Beeri – Gesprengte Häuser, verkohlte Hauswände, Brandgeruch – vieles mögen Frank-Walter Steinmeier und seine Delegation über den Überfall der Hamas auf Israel auf Fotos gesehen oder in Berichten gelesen haben. Es ist nichts gegen die Wirklichkeit, die sie am Montag im Kibbuz Beeri erleben. „Wir haben eine Vorstellung davon gehabt, mit welcher Brutalität die Hamas hier vorgegangen ist. Aber, hier an diesem Ort zu sein, ist etwas vollständig anderes“, sagt der Bundespräsident nach einem Gang durch den Kibbuz.
Armeesprecherin Maya Bentwich führt die Gruppe in Vivian Silvers Haus. Zwischen Schutt und Asche liegt eine verkohlte Mikrowelle. Die 74-Jährige, eine Jüdin aus Kanada, war Friedensaktivistin. „Sie glaubte an den Frieden mit den Palästinensern.“ Die Terroristen verbrannten sie, man fand nur noch ihre Zähne. „Wir brauchten über einen Monat, um die Leiche zu identifizieren.“
Steinmeier lässt später durchblicken, was ihm berichtet wurde. Er spricht davon, dass Frauen vergewaltigt, Menschen in den Schutzräumen verbrannt, Kinder enthauptet und andere Opfer entführt worden seien. „Ich muss Ihnen gestehen, bei all dem, was wir eben gehört haben, versagt auch mir die Sprache, um Ihnen zu sagen, was im Detail an diesem Ort geschehen ist.“
Deutschland will nun dazu beitragen, den Ort wiederaufzubauen. Steinmeier kündigte an, dass der Bundestag für 2024 einen Betrag von sieben Millionen Euro bereitstellen werde.

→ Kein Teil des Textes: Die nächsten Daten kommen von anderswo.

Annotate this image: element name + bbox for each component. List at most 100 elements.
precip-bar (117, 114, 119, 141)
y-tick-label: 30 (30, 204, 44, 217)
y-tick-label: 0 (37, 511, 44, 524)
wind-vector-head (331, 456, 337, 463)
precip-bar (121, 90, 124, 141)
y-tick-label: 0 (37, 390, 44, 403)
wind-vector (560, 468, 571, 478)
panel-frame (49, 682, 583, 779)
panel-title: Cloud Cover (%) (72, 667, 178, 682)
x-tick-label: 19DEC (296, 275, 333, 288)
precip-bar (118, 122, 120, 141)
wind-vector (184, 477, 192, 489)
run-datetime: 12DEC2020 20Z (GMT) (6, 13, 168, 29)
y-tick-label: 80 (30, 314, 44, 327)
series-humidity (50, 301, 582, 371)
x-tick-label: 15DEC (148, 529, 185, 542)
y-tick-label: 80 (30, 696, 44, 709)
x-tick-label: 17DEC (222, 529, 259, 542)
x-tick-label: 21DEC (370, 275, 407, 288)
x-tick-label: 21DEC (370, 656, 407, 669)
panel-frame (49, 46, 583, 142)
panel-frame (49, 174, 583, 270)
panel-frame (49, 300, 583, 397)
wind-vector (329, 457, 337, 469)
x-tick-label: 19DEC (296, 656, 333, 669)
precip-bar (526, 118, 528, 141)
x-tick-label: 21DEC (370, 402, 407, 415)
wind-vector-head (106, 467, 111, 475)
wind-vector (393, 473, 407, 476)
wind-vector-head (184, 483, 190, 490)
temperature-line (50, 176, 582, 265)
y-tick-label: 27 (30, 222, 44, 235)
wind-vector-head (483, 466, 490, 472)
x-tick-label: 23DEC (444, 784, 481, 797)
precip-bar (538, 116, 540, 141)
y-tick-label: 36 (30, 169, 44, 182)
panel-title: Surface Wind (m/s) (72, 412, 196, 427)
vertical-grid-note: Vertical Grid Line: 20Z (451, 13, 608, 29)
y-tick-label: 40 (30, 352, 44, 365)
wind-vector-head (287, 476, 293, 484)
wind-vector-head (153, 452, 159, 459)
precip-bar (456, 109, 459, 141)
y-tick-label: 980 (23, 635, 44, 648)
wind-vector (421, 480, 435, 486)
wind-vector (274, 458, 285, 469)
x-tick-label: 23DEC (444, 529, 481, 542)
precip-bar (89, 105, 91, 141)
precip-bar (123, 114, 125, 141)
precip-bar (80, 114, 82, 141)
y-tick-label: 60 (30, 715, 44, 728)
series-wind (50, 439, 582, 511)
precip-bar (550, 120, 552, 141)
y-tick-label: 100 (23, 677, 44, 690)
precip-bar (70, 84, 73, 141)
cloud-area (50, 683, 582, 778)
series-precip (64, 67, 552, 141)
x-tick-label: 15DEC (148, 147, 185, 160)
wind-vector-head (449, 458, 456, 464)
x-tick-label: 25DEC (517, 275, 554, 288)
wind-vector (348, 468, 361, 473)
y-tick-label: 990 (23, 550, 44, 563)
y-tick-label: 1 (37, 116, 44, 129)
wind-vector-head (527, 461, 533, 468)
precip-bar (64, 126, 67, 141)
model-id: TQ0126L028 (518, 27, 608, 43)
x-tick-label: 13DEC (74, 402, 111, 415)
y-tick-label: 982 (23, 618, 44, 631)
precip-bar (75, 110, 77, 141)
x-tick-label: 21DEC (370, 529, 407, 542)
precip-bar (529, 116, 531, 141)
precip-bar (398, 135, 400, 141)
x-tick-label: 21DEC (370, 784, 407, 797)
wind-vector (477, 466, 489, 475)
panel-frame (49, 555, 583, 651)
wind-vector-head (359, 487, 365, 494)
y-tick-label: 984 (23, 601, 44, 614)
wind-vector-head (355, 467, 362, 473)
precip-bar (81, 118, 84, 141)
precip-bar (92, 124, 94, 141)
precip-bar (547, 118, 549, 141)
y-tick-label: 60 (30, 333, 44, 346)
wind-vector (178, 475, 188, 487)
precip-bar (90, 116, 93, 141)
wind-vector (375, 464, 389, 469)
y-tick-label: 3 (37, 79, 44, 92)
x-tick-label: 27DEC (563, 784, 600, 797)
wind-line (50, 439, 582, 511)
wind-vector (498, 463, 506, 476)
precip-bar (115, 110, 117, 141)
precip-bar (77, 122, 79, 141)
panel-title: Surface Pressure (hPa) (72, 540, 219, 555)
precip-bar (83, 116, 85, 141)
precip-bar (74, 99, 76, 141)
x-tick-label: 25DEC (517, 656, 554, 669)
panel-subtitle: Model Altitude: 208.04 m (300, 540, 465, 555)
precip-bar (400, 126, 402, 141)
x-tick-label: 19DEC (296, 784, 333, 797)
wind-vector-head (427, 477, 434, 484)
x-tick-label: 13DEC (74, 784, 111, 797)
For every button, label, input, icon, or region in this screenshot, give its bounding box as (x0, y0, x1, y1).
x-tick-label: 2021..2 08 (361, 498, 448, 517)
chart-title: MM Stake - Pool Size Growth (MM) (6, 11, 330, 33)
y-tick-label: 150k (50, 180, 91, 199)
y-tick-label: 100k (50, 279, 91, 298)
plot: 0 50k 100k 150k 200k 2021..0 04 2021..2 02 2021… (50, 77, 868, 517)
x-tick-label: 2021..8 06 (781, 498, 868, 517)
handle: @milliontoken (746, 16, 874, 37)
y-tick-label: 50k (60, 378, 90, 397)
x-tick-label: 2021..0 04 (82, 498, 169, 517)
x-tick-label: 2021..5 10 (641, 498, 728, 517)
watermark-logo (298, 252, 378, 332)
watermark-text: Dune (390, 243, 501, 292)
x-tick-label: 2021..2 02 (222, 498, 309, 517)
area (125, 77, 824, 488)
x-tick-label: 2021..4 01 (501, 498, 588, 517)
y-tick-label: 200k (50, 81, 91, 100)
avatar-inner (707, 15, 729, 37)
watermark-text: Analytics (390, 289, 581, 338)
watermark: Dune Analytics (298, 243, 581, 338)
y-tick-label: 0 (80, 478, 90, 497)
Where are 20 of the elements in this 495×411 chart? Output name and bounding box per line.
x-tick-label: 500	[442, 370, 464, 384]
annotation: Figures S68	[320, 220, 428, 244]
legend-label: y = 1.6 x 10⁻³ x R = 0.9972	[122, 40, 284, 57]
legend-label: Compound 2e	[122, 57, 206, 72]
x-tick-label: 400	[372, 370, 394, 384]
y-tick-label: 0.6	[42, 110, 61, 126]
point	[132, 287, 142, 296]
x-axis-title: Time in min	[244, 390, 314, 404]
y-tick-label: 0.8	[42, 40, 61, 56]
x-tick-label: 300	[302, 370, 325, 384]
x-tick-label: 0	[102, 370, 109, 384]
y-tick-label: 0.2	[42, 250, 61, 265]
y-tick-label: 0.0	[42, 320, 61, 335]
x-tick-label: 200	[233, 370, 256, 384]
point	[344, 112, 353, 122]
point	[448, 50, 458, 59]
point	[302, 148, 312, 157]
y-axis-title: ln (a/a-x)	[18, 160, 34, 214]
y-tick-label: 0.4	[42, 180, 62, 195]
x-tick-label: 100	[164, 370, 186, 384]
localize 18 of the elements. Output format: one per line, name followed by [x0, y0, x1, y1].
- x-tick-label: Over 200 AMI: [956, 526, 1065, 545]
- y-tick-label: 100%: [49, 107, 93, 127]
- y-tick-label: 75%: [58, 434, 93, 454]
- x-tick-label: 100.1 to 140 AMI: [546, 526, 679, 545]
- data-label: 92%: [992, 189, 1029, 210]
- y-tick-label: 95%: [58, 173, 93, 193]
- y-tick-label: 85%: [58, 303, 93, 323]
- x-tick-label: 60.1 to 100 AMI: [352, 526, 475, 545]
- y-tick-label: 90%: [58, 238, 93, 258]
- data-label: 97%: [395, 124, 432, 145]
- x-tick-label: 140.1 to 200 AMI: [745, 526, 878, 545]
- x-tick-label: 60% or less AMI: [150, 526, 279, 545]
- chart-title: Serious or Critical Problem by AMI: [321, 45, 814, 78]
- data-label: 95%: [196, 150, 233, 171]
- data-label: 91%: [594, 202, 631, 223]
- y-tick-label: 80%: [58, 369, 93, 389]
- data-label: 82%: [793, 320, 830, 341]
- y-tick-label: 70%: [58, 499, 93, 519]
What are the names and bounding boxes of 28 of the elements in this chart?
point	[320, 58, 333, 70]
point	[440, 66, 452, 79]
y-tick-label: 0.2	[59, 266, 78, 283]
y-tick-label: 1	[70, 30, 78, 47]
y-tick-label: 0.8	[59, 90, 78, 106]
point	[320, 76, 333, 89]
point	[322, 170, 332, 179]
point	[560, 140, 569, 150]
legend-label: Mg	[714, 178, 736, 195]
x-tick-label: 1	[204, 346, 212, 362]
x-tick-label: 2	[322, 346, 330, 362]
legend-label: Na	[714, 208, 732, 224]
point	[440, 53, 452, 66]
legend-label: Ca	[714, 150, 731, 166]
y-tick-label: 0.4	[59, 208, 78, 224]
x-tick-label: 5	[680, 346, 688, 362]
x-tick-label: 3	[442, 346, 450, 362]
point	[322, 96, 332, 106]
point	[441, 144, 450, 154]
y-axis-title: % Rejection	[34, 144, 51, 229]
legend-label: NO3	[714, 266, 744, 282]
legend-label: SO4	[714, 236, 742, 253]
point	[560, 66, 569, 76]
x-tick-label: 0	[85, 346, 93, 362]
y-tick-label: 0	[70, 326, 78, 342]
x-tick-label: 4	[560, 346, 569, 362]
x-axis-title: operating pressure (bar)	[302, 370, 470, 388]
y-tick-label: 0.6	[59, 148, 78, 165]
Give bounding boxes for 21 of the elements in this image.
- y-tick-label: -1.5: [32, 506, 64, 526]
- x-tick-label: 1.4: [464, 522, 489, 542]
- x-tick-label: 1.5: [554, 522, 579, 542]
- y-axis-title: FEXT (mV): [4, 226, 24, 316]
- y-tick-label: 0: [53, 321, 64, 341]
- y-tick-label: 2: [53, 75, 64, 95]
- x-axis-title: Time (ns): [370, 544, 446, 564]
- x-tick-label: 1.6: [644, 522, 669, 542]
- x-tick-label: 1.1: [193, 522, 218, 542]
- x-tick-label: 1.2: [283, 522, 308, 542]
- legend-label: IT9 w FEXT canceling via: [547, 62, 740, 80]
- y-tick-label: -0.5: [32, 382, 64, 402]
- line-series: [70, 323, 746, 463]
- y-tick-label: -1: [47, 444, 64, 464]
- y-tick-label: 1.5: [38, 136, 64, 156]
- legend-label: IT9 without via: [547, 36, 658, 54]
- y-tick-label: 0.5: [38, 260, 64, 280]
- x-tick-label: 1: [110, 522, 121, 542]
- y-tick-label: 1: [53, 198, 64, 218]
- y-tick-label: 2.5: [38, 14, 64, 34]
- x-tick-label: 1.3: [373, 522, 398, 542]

Nach den Gräueltaten der Hamas wurde auch für die in den Gazastreifen verschleppten Menschen das Schlimmste befürchtet. Doch die Geiseln sind nach Angaben ihrer Angehörigen nicht misshandelt worden. „Es ist sehr tröstlich, das zu wissen“, sagte Osnat Meiri, ein Cousin der freigelassenen Keren Munder.
Keren war mit ihrem neunjährigen Sohn Ohad und der Großmutter Ruti verschleppt worden. Am Freitag waren sie beim Austausch gegen palästinensische Häftlinge freigekommen. Man wisse natürlich nicht, ob alle Geiseln unter denselben Bedingungen festgehalten würden, fügte Meiri hinzu. Es habe Tage gegeben, an denen es nichts zu essen gab. Manchmal hätten die Verschleppten eineinhalb Stunden warten müssen, bis sie zur Toilette durften. Es habe auch keine Liegen oder Betten zum Schlafen gegeben, nur Bänke und Stühle. Die Wachen hätten einigen der Geiseln ab und zu erlaubt, israelisches Radio zu hören. So habe Ruti Munder noch in der Geiselhaft erfahren, dass ihr Sohn Roi bei dem Hamas-Massaker getötet worden war.
Gestern Abend wurde eine weitere Gruppe von Geiseln in die Obhut des Roten Kreuzes übergeben. Laut Medienberichten handelt es sich um neun Kinder und zwei Frauen. Unter ihnen seien auch zwei deutsche Teenager. Im Gegenzug sollen 33 weibliche und jugendliche palästinensische Häftlinge entlassen werden. Zuvor hatte es Unstimmigkeiten wegen der Namenslistengegeben: Israel hatte kritisiert, dass Mütter von ihren Kindern getrennt worden seien. Es war die vierte Gruppe, die seit Beginn der Feuerpause freikam. Bislang wurden 58 Geiseln gegen 117 palästinensische Häftlinge getauscht.
Israel und die Hamas hatten sich unter Vermittlung von Katar, Ägypten und den USA zunächst auf eine viertägige Feuerpause geeinigt. Katar gab gestern nur wenige Stunden vor Ablauf der Feuerpause bekannt, dass sie um zwei Tage verlängert wird.
Eine Aussicht auf Frieden gibt es derzeit aber noch nicht. Katar als Vermittler hält das israelische Ziel, die Hamas zu vernichten, für utopisch. „Man wird die Hamas nicht so einfach vernichten können. Ob wir mit ihr übereinstimmen oder nicht, sie ist Teil der Gesellschaft in Gaza und auch im Westjordanland“, sagte der katarische Ministerpräsident und Außenminister Mohammed bin Abdulrahman Al Thani der „FAZ“. Er tadelte Europäer, Israel für seine Kriegsführung in Gaza nicht stark genug zu kritisieren – und appellierte an die Staaten in der Region, eine Lösung für den Konflikt voranzubringen.